As for the rest of the money, we have been trying to align our parish goals with the Greater Indianapolis Neighborhood Initiative, GINI, plan for the near eastside to look at what is important to the community and how we align with that.  Education is very important to our community.  A great deal of our funds go to support education, not only Holy Cross School but our religious education.  And let me ask, how many of you went to Scecina High School?  How many have children or friends going to Scecina High School?  A good part of our parish budget goes to support Scecina High School.
The rest of our parish budget goes to keep the doors and the windows open.  Go back in your memory ten years ago.  How many of you remember what our buildings looked like ten years ago?  How many of you remember when you couldn't come up the front steps because they were full of bird droppings?  How many of you remember the church before we redid it?  How many remember the gym before we put new windows and new restrooms in it, or the windows before we redid them?  Well, preserving the historic character of our neighborhood is very important to the near east side, and what we do is very important to that goal. 
And then finally, let me ask you a question, and if you've already read my letter in the bulletin, no fair answering.  How much of the support of our parish do you think comes from our own contributions?  Any guesses?  Half, 30 percent, 10 percent? 
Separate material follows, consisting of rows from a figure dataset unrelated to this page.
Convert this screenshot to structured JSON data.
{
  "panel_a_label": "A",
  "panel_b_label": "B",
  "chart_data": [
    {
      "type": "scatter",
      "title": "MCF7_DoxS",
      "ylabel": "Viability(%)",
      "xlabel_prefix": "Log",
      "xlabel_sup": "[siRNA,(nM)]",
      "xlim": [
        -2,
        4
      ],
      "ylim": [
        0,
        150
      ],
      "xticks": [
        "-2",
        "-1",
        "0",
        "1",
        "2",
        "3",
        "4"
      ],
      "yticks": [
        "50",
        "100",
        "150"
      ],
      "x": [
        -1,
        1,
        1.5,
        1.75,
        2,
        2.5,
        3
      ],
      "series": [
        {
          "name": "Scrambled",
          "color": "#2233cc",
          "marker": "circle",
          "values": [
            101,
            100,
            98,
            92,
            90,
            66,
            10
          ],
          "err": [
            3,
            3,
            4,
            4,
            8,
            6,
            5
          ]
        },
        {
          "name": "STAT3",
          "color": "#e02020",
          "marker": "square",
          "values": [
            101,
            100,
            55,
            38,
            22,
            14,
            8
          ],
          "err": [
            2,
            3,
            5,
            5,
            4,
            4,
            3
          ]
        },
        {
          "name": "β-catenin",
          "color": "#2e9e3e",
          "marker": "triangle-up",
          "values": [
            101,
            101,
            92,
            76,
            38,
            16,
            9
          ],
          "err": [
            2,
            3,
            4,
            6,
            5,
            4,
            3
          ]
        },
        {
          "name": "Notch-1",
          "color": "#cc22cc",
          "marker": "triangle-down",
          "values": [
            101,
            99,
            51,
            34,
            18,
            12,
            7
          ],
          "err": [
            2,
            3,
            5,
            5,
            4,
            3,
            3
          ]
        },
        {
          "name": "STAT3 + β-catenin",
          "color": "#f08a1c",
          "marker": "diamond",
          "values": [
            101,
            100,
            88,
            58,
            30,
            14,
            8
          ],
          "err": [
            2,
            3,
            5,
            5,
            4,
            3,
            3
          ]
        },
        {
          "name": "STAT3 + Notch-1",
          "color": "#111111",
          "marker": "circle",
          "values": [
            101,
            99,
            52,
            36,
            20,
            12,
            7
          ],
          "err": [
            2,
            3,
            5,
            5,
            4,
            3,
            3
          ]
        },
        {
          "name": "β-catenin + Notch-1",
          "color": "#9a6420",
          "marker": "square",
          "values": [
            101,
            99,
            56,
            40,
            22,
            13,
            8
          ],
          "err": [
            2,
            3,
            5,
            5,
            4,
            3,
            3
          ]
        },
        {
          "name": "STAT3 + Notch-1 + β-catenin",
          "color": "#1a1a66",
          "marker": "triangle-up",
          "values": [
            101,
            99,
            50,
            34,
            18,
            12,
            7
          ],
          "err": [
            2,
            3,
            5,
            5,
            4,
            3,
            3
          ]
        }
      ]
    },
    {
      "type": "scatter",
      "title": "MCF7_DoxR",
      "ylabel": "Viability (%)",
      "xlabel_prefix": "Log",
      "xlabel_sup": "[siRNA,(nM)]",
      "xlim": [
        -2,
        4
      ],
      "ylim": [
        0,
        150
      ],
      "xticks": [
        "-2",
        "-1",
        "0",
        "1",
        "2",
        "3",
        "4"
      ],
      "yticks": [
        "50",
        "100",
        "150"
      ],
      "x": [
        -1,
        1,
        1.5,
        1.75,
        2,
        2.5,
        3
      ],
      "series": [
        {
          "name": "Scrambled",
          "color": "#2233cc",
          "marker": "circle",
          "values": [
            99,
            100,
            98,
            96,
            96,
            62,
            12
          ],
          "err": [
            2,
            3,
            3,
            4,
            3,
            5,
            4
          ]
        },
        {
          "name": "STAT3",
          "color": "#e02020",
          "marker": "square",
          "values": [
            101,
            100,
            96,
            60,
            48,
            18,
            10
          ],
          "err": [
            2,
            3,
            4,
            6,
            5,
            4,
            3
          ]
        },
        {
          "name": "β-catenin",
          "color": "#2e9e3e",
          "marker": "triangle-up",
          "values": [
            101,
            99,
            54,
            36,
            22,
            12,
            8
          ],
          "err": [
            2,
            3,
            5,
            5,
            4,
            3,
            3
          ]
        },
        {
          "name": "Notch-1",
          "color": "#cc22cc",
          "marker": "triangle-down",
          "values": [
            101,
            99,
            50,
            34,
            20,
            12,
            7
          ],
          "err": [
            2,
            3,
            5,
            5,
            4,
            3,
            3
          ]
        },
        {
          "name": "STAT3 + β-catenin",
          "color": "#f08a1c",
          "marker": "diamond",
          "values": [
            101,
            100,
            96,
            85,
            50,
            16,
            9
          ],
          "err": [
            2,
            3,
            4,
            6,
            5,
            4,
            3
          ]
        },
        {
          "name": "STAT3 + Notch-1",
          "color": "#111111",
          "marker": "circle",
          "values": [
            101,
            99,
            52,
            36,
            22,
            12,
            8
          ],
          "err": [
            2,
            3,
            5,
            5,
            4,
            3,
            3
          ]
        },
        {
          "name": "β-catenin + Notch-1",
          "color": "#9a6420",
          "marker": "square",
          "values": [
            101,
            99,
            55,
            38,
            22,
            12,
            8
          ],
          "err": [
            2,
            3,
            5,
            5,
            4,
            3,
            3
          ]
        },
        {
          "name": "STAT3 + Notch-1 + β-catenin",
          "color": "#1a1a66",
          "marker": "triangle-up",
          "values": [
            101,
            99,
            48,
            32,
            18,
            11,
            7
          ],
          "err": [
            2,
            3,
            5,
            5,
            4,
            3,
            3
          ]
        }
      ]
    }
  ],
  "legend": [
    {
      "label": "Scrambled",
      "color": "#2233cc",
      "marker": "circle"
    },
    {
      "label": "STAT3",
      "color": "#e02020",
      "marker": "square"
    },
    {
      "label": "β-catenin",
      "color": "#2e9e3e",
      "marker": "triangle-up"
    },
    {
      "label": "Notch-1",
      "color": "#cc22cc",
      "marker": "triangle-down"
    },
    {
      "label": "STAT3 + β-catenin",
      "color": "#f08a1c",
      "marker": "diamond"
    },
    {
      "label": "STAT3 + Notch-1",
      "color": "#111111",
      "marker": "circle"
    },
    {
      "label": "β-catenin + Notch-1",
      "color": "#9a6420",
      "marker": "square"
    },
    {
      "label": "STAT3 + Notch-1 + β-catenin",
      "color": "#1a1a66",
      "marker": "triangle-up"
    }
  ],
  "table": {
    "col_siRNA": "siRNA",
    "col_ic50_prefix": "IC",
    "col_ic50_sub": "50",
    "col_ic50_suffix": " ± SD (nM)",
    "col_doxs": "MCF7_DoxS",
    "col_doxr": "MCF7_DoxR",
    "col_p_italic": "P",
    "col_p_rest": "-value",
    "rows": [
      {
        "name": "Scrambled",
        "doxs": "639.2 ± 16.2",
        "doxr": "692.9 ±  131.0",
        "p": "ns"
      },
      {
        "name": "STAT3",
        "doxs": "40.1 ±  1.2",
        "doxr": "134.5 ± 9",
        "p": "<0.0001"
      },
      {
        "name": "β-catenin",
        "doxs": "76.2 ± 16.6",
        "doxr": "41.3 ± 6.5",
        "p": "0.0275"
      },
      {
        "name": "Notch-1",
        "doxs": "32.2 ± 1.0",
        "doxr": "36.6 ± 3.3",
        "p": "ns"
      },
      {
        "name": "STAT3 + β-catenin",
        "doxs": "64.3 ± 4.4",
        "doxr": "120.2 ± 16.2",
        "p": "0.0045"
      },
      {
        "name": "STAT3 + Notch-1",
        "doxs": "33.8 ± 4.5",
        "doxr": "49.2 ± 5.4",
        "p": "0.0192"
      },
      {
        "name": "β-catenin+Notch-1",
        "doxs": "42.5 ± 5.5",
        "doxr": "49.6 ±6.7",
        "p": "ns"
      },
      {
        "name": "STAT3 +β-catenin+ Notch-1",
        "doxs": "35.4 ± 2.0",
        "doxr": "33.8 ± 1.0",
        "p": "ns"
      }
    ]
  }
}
I looked at our budget, and 46 percent of our budget comes from our own contributions.  That's probably a little bit high, because it doesn't count Thanksgiving and Christmas food baskets, and the bulk of that comes from outside contributions.  It doesn't count Jan's service as parish nurse.  So it's probably closer to 40 percent. 
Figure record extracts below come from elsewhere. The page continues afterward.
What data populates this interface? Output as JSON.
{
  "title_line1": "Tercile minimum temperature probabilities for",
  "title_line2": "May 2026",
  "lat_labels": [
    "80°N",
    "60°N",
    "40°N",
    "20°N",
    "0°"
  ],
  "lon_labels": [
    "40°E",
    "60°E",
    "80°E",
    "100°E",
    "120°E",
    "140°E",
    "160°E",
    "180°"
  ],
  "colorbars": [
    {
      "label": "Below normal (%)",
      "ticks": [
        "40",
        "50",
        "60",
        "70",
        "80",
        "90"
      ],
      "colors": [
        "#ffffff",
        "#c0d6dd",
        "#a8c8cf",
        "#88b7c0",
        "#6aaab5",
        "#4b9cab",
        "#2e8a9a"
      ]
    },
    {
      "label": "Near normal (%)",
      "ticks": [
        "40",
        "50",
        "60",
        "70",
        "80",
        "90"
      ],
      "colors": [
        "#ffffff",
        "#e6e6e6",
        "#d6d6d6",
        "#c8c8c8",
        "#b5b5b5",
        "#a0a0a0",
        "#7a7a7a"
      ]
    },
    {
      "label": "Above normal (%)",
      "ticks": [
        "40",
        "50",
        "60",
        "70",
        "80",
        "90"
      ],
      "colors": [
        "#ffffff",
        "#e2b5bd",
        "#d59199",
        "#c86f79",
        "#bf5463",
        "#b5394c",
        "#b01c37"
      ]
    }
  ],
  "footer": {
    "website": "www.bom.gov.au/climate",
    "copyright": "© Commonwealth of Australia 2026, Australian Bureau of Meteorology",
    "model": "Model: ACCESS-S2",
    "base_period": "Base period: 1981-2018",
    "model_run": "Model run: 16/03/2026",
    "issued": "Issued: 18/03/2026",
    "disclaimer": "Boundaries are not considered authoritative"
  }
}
Do you think that's healthy?  What do you think?  Just let me ask for a show of hands.  How many think that's healthy?  It's relative?  We've kept our head above water because a lot of people have stepped forward and increased our efforts in fundraisers over the last several years.  But believe me, if we were going for grants for anything significant, a big question we would be asked is, "what percentage of your people support your parish, and what percentage of your budget comes from your own contributions?" 
I don't know about you, but I think we're in a pretty unhealthy state when it comes to that. Our situation is in a precarious state.  A great many of the people who make up that outside support are alumni from the 30s and the 40s and the 50s.  They're not going to be around that much longer.  
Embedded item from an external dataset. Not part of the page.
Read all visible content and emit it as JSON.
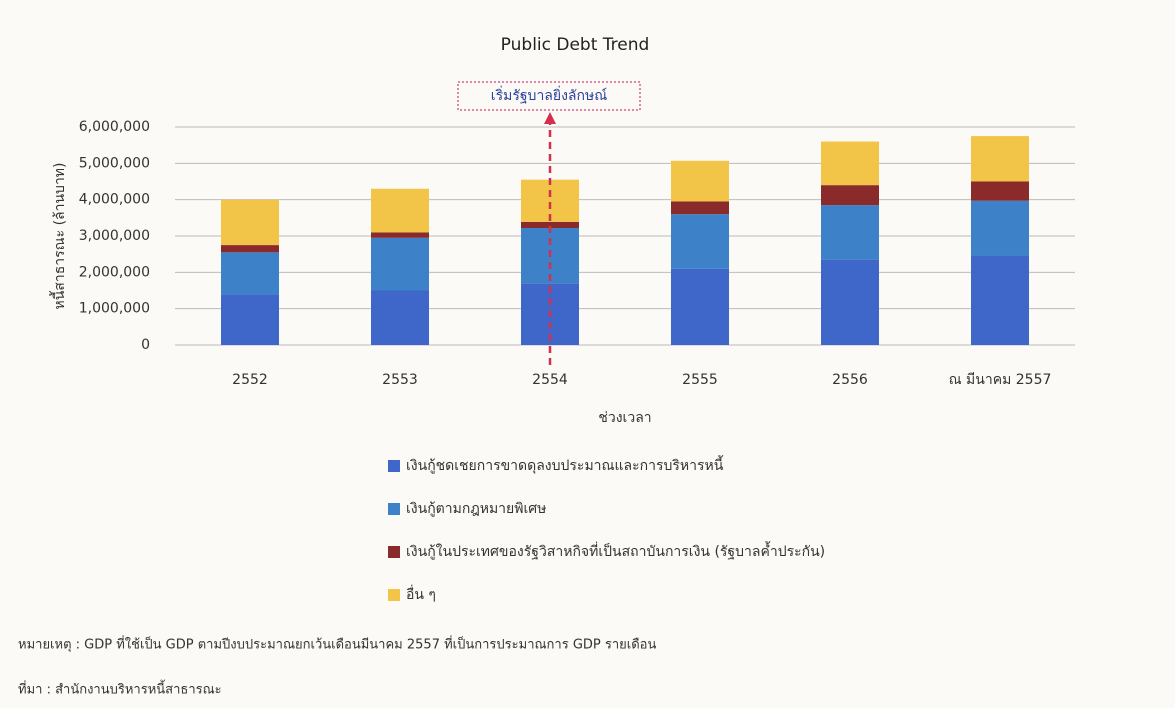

So I just want to ask you to pray real hard.  Only you know what is right for you, and only you know what is possible for you.  My prayer is that we will receive a lot of these cards back next Sunday, even if you have to give it back and say, "I've prayed over it and I can't give anything," that's okay.  At least it shows that you prayed over it.  And so that's my big goal, for people to take to heart the needs of the ministries we have here, to pray over them, to pray over your role in supporting them and to ask yourself what is right for you.
By the way, the other thing I mentioned in my letter in the bulletin ‑‑ and I've looked at this a long time ‑‑ if I were looking at our budget with a business eye and with a real critical eye and asking where we can save money, do you know the one thing we can't afford is a full‑time pastor.  That's the biggest expense in our budget that we could eliminate, but others we can't.  
Now, I'm not offering that as a prediction or a threat.  But as we think about our parish future, do you know that question will loom very large.  What kind of staffing is Holy Cross able to sustain and how sustainable is our current level of operation?